4th December 2010, 08:27 PM
Thanks rigger good post and good point where they deal with collections, suppose they could probably lose you some custom depending on the way or how they contact your customers.

4th December 2010, 08:50 PM
That is one of the main problems. You know your customers & you always have those who will pay late but you knoiw they will always pay!!

5th December 2010, 03:59 AM
Rigger is correct, dont go near them as they will tie you up in knots. Had a mate who used one of the bigger banks for this service and got himself in a real mess. They will confuse you with all sorts of ****. Also it is near impossible to leave them once you are signed up.
They dont understand how the scaffold industry works with percentage payments for erect and dismantle. When your customer pays you for the erecting, they will call him and harrass him for the dismantle payment even though the job is not ready to come down. The result is that you will have pissed off customers calling you every day.
For your own sake mate stay away...it sounds good i know but there is no free lunches.

5th December 2010, 09:38 AM

5th December 2010, 12:58 PM
I must admit to have looked at this a few times but I suspect Rigger is correct. Interesting that it works for scaffy, but if I'm honest I think it spoils the relationship between scaff and client especially when 80% or more is repeat business. It could make you less attractive to a client even if you are the cheapest and best. Just a bit too risky for my liking.

Let us know what you decide and how you get on if you do go with it, I would be very interested to hear how your clients reacted to it.

5th December 2010, 01:28 PM

5th December 2010, 01:32 PM
Good to hear Scaffy, the latest to offer us their services was a large bank. I keep getting close to doing it but can't quite seem to grab the bull by the horns and take it on. Maybe I should speak with a few regular customers and see how they feel.

5th December 2010, 01:33 PM

7th December 2010, 08:59 PM
There is some really useful information posted on here by Rigger about Factoring. We speak to businesses every day who are using Factoring and find it really difficult to get away from, it's good for a short term cash fix but then they have you.

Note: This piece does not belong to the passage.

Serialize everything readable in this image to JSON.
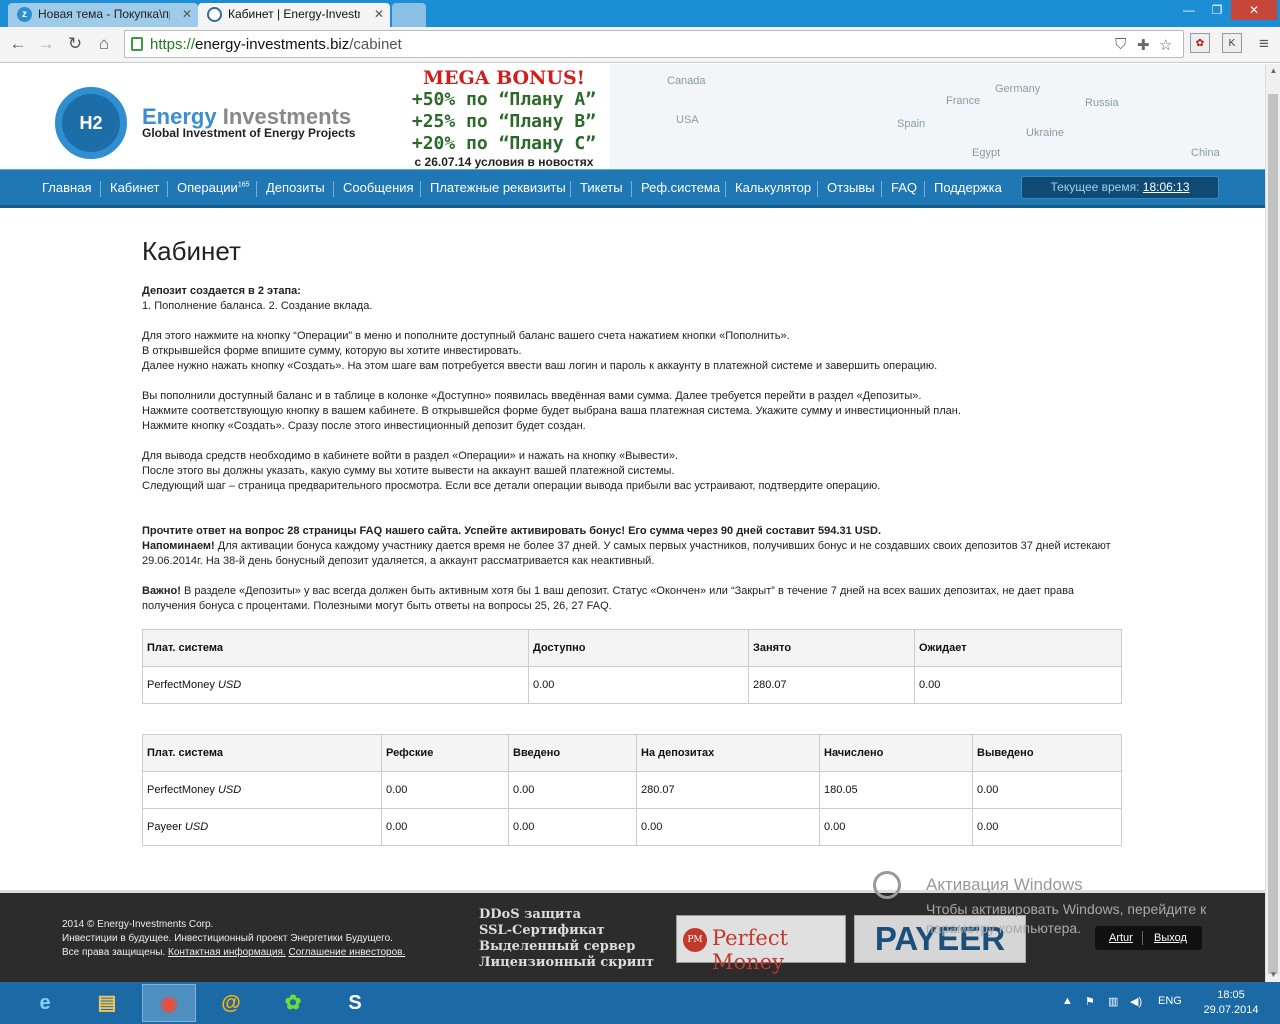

One alternative that our subscribers find really useful is to carry out a credit report on a business before you offer credit to make sure they have the funds to pay you back. We have recently introduced two new features to our product. Firstly, Payment Pattern information. This shows you how many days on average beyond the standard terms agreed a business takes to pay it's customers. Secondly, we have added Payment Rating information. This is where you can request feedback from other people who have recently dealt with the same company.

All of the above will help improve cash flow in the long run. Please feel free to take a look at our site Company Credit Reports | Business Credit Check with Riskdisk (http://www.riskdisk.com) or giving us a call on 01623 869999 for more information.

8th December 2010, 09:32 AM
AOM remember the payment from your client goes directly to them and not you, it can send out the wrong signals to others. They also cant get their head around house building and how payments work for scaffolding on these sites.